If you don’t see the folly of a government entity investing your tax dollars to develop a system that already exists and functions well, there are a couple of other reasons to be concerned about the Fed’s thinking.
First, the Federal Reserve is one of the key regulators of the U.S. banking system. It doesn’t make much sense for a regulator to enter into a line of business and compete against the very institutions it oversees. It would be like the U.S. Food and Drug Administration – which must approve all new drugs brought to market – announcing that it's launching its own line of pharmaceuticals. A Federal Reserve real-time payments system would create uncertainty among institutions it regulates, wondering whether to use a system already in place or to wait to connect to its regulator’s system; to say there would be conflicts of interest is a mild understatement.
Second, we know that government bureaucracies simply don’t innovate well. Remember the Obamacare online system? Or the “virtual fence” along the U.S. Mexico border? Or the IRS’scomputer network? We’ve seen this situation play out many, many times before, and it never ends well for the American taxpayer.

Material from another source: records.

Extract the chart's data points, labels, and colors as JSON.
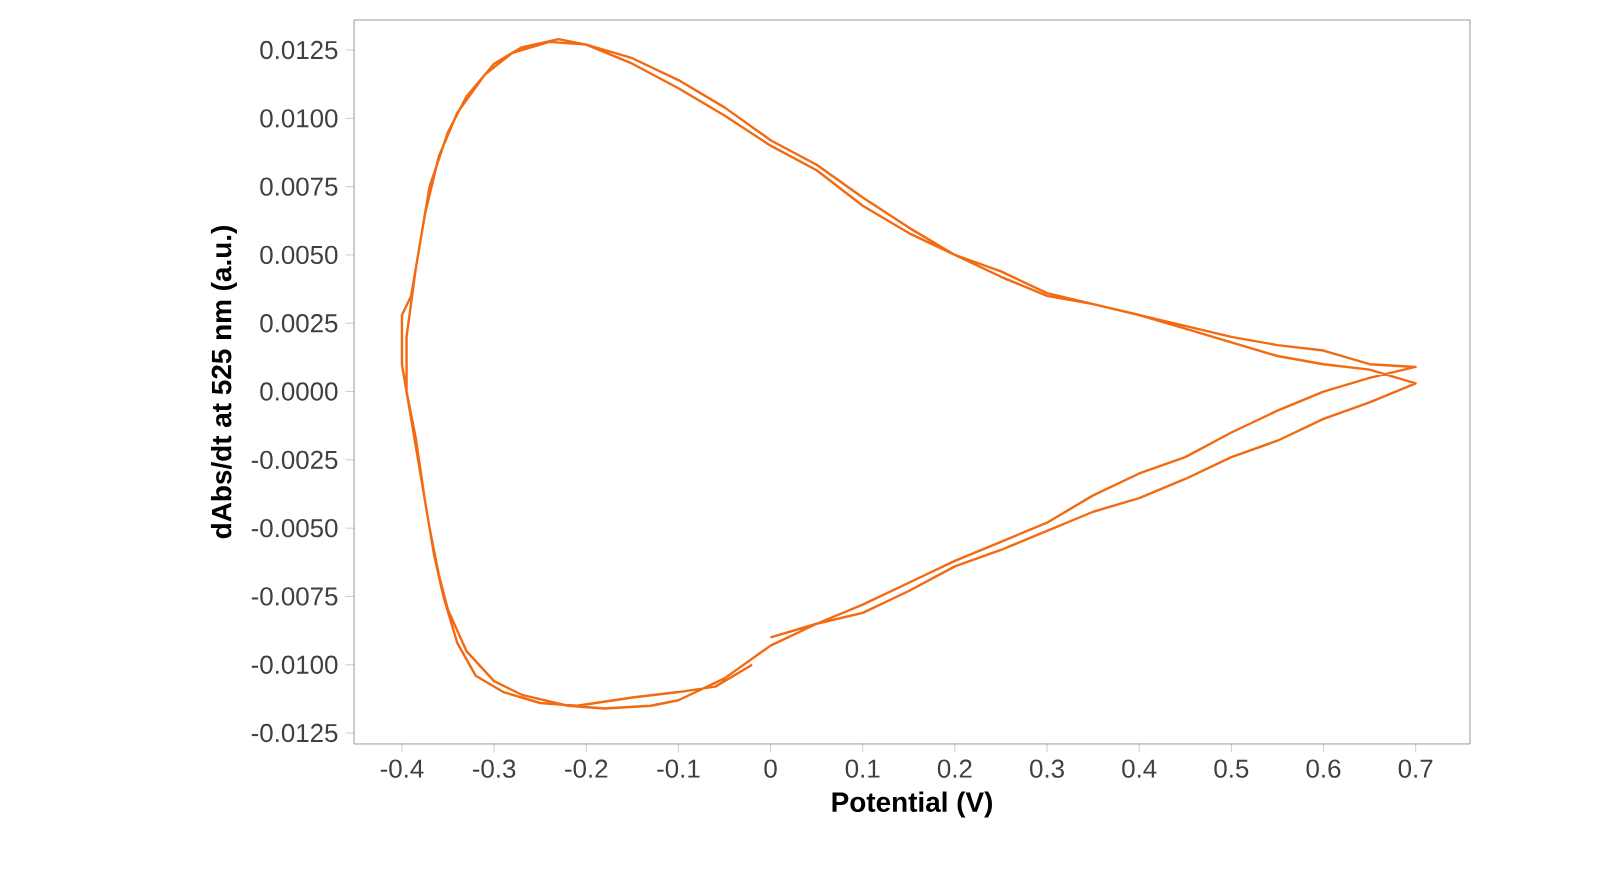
{
  "chart_data": {
    "type": "line",
    "xlabel": "Potential (V)",
    "ylabel": "dAbs/dt at 525 nm (a.u.)",
    "xlim": [
      -0.452,
      0.759
    ],
    "ylim": [
      -0.0129,
      0.0136
    ],
    "xticks": [
      -0.4,
      -0.3,
      -0.2,
      -0.1,
      0,
      0.1,
      0.2,
      0.3,
      0.4,
      0.5,
      0.6,
      0.7
    ],
    "yticks": [
      {
        "value": -0.0125,
        "label": "-0.0125"
      },
      {
        "value": -0.01,
        "label": "-0.0100"
      },
      {
        "value": -0.0075,
        "label": "-0.0075"
      },
      {
        "value": -0.005,
        "label": "-0.0050"
      },
      {
        "value": -0.0025,
        "label": "-0.0025"
      },
      {
        "value": 0,
        "label": "0.0000"
      },
      {
        "value": 0.0025,
        "label": "0.0025"
      },
      {
        "value": 0.005,
        "label": "0.0050"
      },
      {
        "value": 0.0075,
        "label": "0.0075"
      },
      {
        "value": 0.01,
        "label": "0.0100"
      },
      {
        "value": 0.0125,
        "label": "0.0125"
      }
    ],
    "series": [
      {
        "color": "#f26a12",
        "x": [
          0,
          0.05,
          0.1,
          0.15,
          0.2,
          0.25,
          0.3,
          0.35,
          0.4,
          0.45,
          0.5,
          0.55,
          0.6,
          0.65,
          0.7,
          0.65,
          0.6,
          0.55,
          0.5,
          0.45,
          0.4,
          0.35,
          0.3,
          0.25,
          0.2,
          0.15,
          0.1,
          0.05,
          0,
          -0.05,
          -0.1,
          -0.15,
          -0.2,
          -0.23,
          -0.27,
          -0.3,
          -0.33,
          -0.35,
          -0.37,
          -0.38,
          -0.39,
          -0.4,
          -0.4,
          -0.39,
          -0.38,
          -0.37,
          -0.36,
          -0.35,
          -0.33,
          -0.3,
          -0.27,
          -0.22,
          -0.18,
          -0.13,
          -0.1,
          -0.05,
          0,
          0.05,
          0.1,
          0.15,
          0.2,
          0.25,
          0.3,
          0.35,
          0.4,
          0.45,
          0.5,
          0.55,
          0.6,
          0.65,
          0.7,
          0.65,
          0.6,
          0.55,
          0.5,
          0.45,
          0.4,
          0.35,
          0.3,
          0.25,
          0.2,
          0.15,
          0.1,
          0.05,
          0,
          -0.05,
          -0.1,
          -0.15,
          -0.2,
          -0.24,
          -0.28,
          -0.31,
          -0.34,
          -0.36,
          -0.375,
          -0.385,
          -0.395,
          -0.395,
          -0.385,
          -0.375,
          -0.365,
          -0.355,
          -0.34,
          -0.32,
          -0.29,
          -0.25,
          -0.21,
          -0.15,
          -0.1,
          -0.06,
          -0.02
        ],
        "values": [
          -0.009,
          -0.0085,
          -0.0078,
          -0.007,
          -0.0062,
          -0.0055,
          -0.0048,
          -0.0038,
          -0.003,
          -0.0024,
          -0.0015,
          -0.0007,
          0,
          0.0005,
          0.0009,
          0.001,
          0.0015,
          0.0017,
          0.002,
          0.0024,
          0.0028,
          0.0032,
          0.0036,
          0.0044,
          0.005,
          0.006,
          0.0071,
          0.0083,
          0.0092,
          0.0104,
          0.0114,
          0.0122,
          0.0127,
          0.0129,
          0.0126,
          0.012,
          0.0108,
          0.0095,
          0.0075,
          0.0055,
          0.0035,
          0.0028,
          0.001,
          -0.001,
          -0.003,
          -0.005,
          -0.0067,
          -0.008,
          -0.0095,
          -0.0106,
          -0.0111,
          -0.0115,
          -0.0116,
          -0.0115,
          -0.0113,
          -0.0105,
          -0.0093,
          -0.0085,
          -0.0081,
          -0.0073,
          -0.0064,
          -0.0058,
          -0.0051,
          -0.0044,
          -0.0039,
          -0.0032,
          -0.0024,
          -0.0018,
          -0.001,
          -0.0004,
          0.0003,
          0.0008,
          0.001,
          0.0013,
          0.0018,
          0.0023,
          0.0028,
          0.0032,
          0.0035,
          0.0042,
          0.005,
          0.0058,
          0.0068,
          0.0081,
          0.009,
          0.0101,
          0.0111,
          0.012,
          0.0127,
          0.0128,
          0.0124,
          0.0116,
          0.0102,
          0.0086,
          0.0065,
          0.0045,
          0.002,
          0,
          -0.0017,
          -0.004,
          -0.006,
          -0.0075,
          -0.0092,
          -0.0104,
          -0.011,
          -0.0114,
          -0.0115,
          -0.0112,
          -0.011,
          -0.0108,
          -0.01
        ]
      }
    ]
  }
}
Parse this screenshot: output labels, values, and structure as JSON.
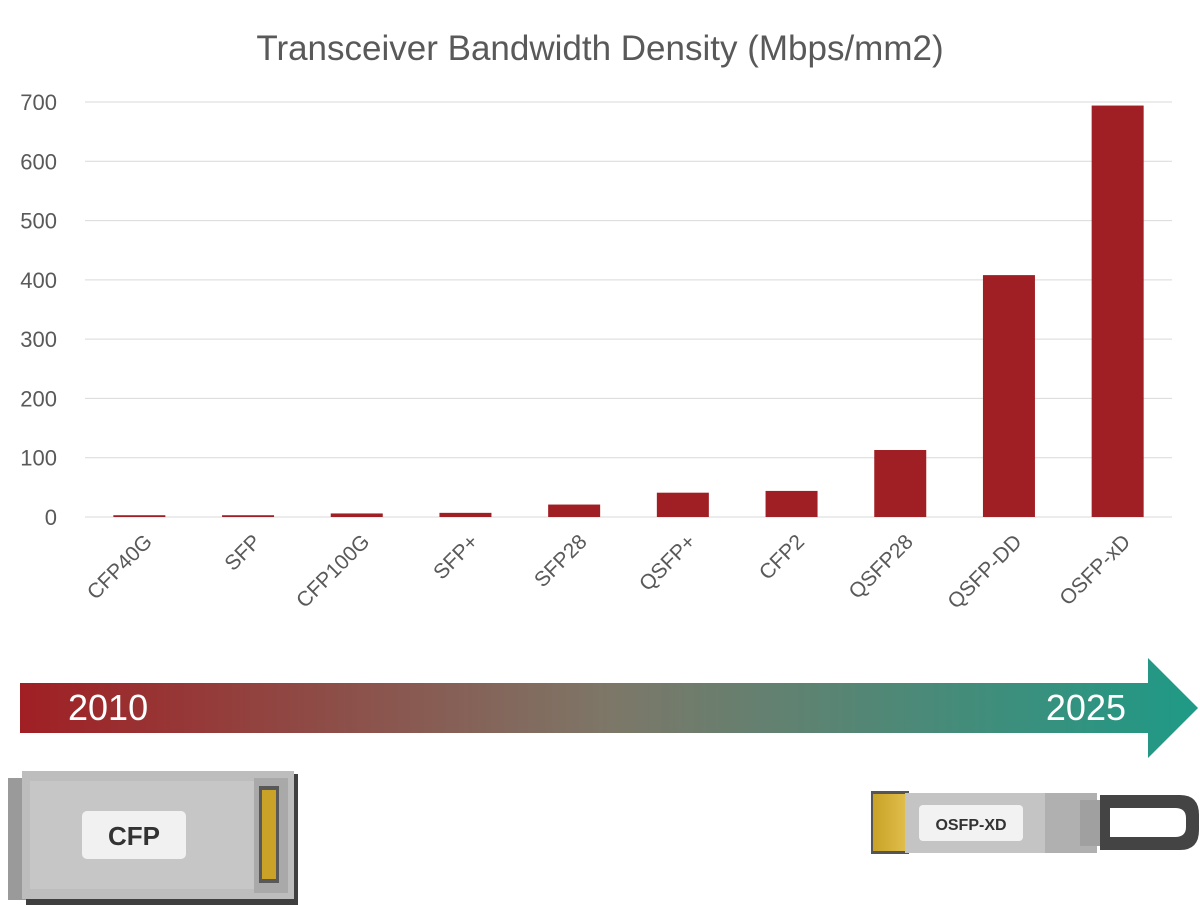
{
  "chart_data": {
    "type": "bar",
    "title": "Transceiver Bandwidth Density (Mbps/mm2)",
    "xlabel": "",
    "ylabel": "",
    "categories": [
      "CFP40G",
      "SFP",
      "CFP100G",
      "SFP+",
      "SFP28",
      "QSFP+",
      "CFP2",
      "QSFP28",
      "QSFP-DD",
      "OSFP-xD"
    ],
    "values": [
      3,
      3,
      6,
      7,
      21,
      41,
      44,
      113,
      408,
      694
    ],
    "ylim": [
      0,
      700
    ],
    "yticks": [
      0,
      100,
      200,
      300,
      400,
      500,
      600,
      700
    ],
    "grid": true,
    "bar_color": "#a01f24"
  },
  "timeline": {
    "start_label": "2010",
    "end_label": "2025",
    "start_color": "#a01f24",
    "end_color": "#1e9a86"
  },
  "modules": {
    "left_label": "CFP",
    "right_label": "OSFP-XD"
  }
}
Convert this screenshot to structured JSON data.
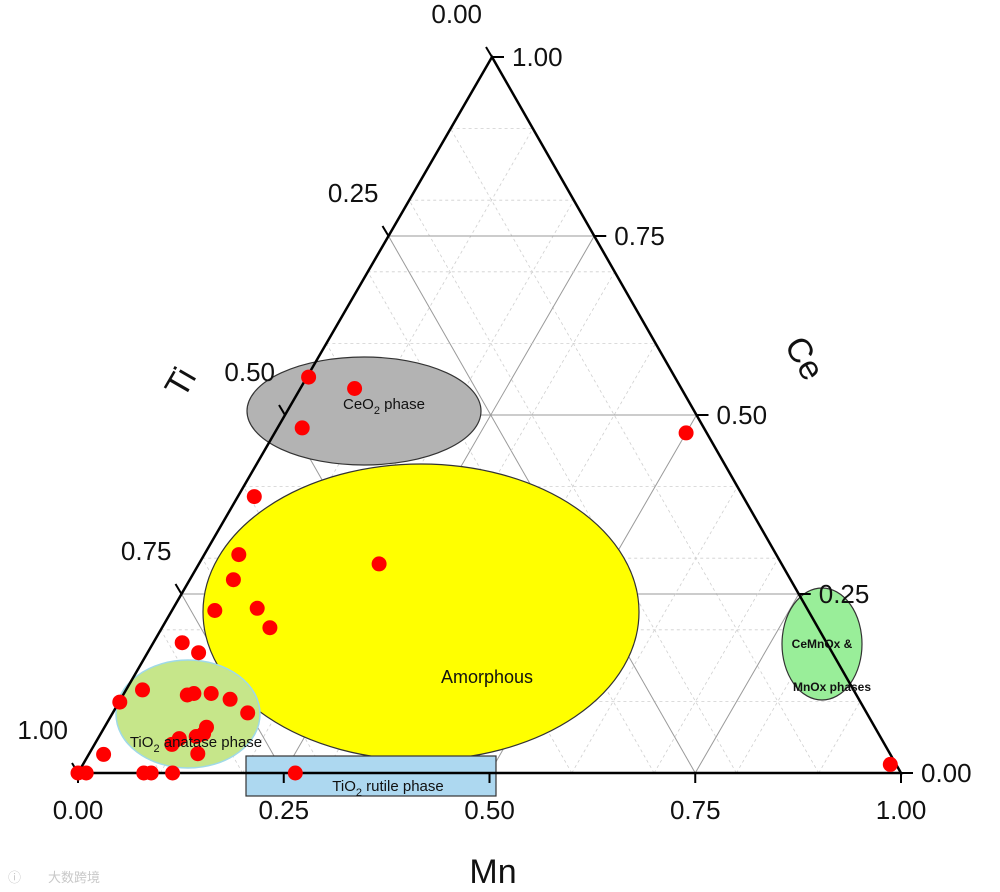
{
  "chart_data": {
    "type": "scatter",
    "subtype": "ternary",
    "axes": {
      "bottom": {
        "title": "Mn",
        "ticks": [
          "0.00",
          "0.25",
          "0.50",
          "0.75",
          "1.00"
        ]
      },
      "right": {
        "title": "Ce",
        "ticks": [
          "0.00",
          "0.25",
          "0.50",
          "0.75",
          "1.00"
        ]
      },
      "left": {
        "title": "Ti",
        "ticks": [
          "0.00",
          "0.25",
          "0.50",
          "0.75",
          "1.00"
        ]
      }
    },
    "grid": true,
    "points_color": "#ff0000",
    "points": [
      {
        "mn": 0.002,
        "ce": 0.553
      },
      {
        "mn": 0.066,
        "ce": 0.537
      },
      {
        "mn": 0.03,
        "ce": 0.482
      },
      {
        "mn": 0.02,
        "ce": 0.386
      },
      {
        "mn": 0.042,
        "ce": 0.305
      },
      {
        "mn": 0.053,
        "ce": 0.27
      },
      {
        "mn": 0.052,
        "ce": 0.227
      },
      {
        "mn": 0.035,
        "ce": 0.182
      },
      {
        "mn": 0.062,
        "ce": 0.168
      },
      {
        "mn": 0.102,
        "ce": 0.23
      },
      {
        "mn": 0.131,
        "ce": 0.203
      },
      {
        "mn": 0.106,
        "ce": 0.111
      },
      {
        "mn": 0.133,
        "ce": 0.103
      },
      {
        "mn": 0.164,
        "ce": 0.084
      },
      {
        "mn": 0.219,
        "ce": 0.292
      },
      {
        "mn": 0.001,
        "ce": 0.099
      },
      {
        "mn": 0.02,
        "ce": 0.116
      },
      {
        "mn": 0.078,
        "ce": 0.109
      },
      {
        "mn": 0.085,
        "ce": 0.111
      },
      {
        "mn": 0.124,
        "ce": 0.064
      },
      {
        "mn": 0.125,
        "ce": 0.055
      },
      {
        "mn": 0.094,
        "ce": 0.04
      },
      {
        "mn": 0.099,
        "ce": 0.048
      },
      {
        "mn": 0.118,
        "ce": 0.051
      },
      {
        "mn": 0.018,
        "ce": 0.026
      },
      {
        "mn": 0.132,
        "ce": 0.027
      },
      {
        "mn": 0.01,
        "ce": 0.0
      },
      {
        "mn": 0.08,
        "ce": 0.0
      },
      {
        "mn": 0.089,
        "ce": 0.0
      },
      {
        "mn": 0.115,
        "ce": 0.0
      },
      {
        "mn": 0.264,
        "ce": 0.0
      },
      {
        "mn": 0.0,
        "ce": 0.0
      },
      {
        "mn": 0.5,
        "ce": 0.475
      },
      {
        "mn": 0.981,
        "ce": 0.012
      }
    ],
    "regions": [
      {
        "label": "CeO",
        "sub": "2",
        "suffix": " phase",
        "color": "#b3b3b3"
      },
      {
        "label": "Amorphous",
        "sub": "",
        "suffix": "",
        "color": "#ffff00"
      },
      {
        "label": "TiO",
        "sub": "2",
        "suffix": " anatase phase",
        "color": "#c6e68a"
      },
      {
        "label": "TiO",
        "sub": "2",
        "suffix": " rutile phase",
        "color": "#add8f0"
      },
      {
        "label": "CeMnOx &",
        "label2": "MnOx phases",
        "color": "#99ee99"
      }
    ]
  },
  "watermark": "大数跨境"
}
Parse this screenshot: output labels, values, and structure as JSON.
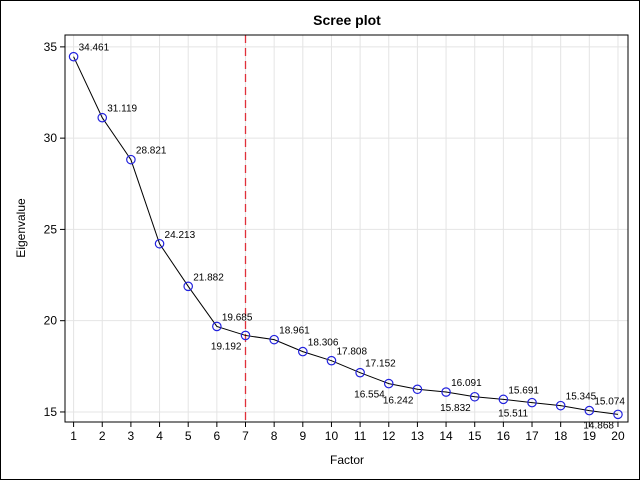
{
  "chart_data": {
    "type": "line",
    "title": "Scree plot",
    "xlabel": "Factor",
    "ylabel": "Eigenvalue",
    "xlim": [
      0.7,
      20.35
    ],
    "ylim": [
      14.45,
      35.65
    ],
    "x_ticks": [
      1,
      2,
      3,
      4,
      5,
      6,
      7,
      8,
      9,
      10,
      11,
      12,
      13,
      14,
      15,
      16,
      17,
      18,
      19,
      20
    ],
    "y_ticks": [
      15,
      20,
      25,
      30,
      35
    ],
    "x_tick_labels": [
      "1",
      "2",
      "3",
      "4",
      "5",
      "6",
      "7",
      "8",
      "9",
      "10",
      "11",
      "12",
      "13",
      "14",
      "15",
      "16",
      "17",
      "18",
      "19",
      "20"
    ],
    "y_tick_labels": [
      "15",
      "20",
      "25",
      "30",
      "35"
    ],
    "grid": true,
    "reference_line": {
      "x": 7,
      "color": "#e0303a",
      "style": "dashed"
    },
    "marker": "circle",
    "colors": {
      "line": "#000000",
      "marker": "#2222dd",
      "grid": "#e4e4e4"
    },
    "series": [
      {
        "x": [
          1,
          2,
          3,
          4,
          5,
          6,
          7,
          8,
          9,
          10,
          11,
          12,
          13,
          14,
          15,
          16,
          17,
          18,
          19,
          20
        ],
        "values": [
          34.461,
          31.119,
          28.821,
          24.213,
          21.882,
          19.685,
          19.192,
          18.961,
          18.306,
          17.808,
          17.152,
          16.554,
          16.242,
          16.091,
          15.832,
          15.691,
          15.511,
          15.345,
          15.074,
          14.868
        ],
        "labels": [
          "34.461",
          "31.119",
          "28.821",
          "24.213",
          "21.882",
          "19.685",
          "19.192",
          "18.961",
          "18.306",
          "17.808",
          "17.152",
          "16.554",
          "16.242",
          "16.091",
          "15.832",
          "15.691",
          "15.511",
          "15.345",
          "15.074",
          "14.868"
        ],
        "label_positions": [
          "above",
          "above",
          "above",
          "above",
          "above",
          "above",
          "below",
          "above",
          "above",
          "above",
          "above",
          "below",
          "below",
          "above",
          "below",
          "above",
          "below",
          "above",
          "above",
          "below"
        ]
      }
    ]
  }
}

In this case, it doesn’t have to play out that way. The Federal Reserve Board of Governors, led by its chairman, Jerome Powell, has yet to approve the proposal for a rival payments system. Powell is testifying this week on Capitol Hill and members of the House and Senate committees that oversee financial services should make it clear to the chairman that the Fed should remain focused on ensuring our economy remains healthy and growing, and leave the innovation to the private sector businesses that contribute to that growth.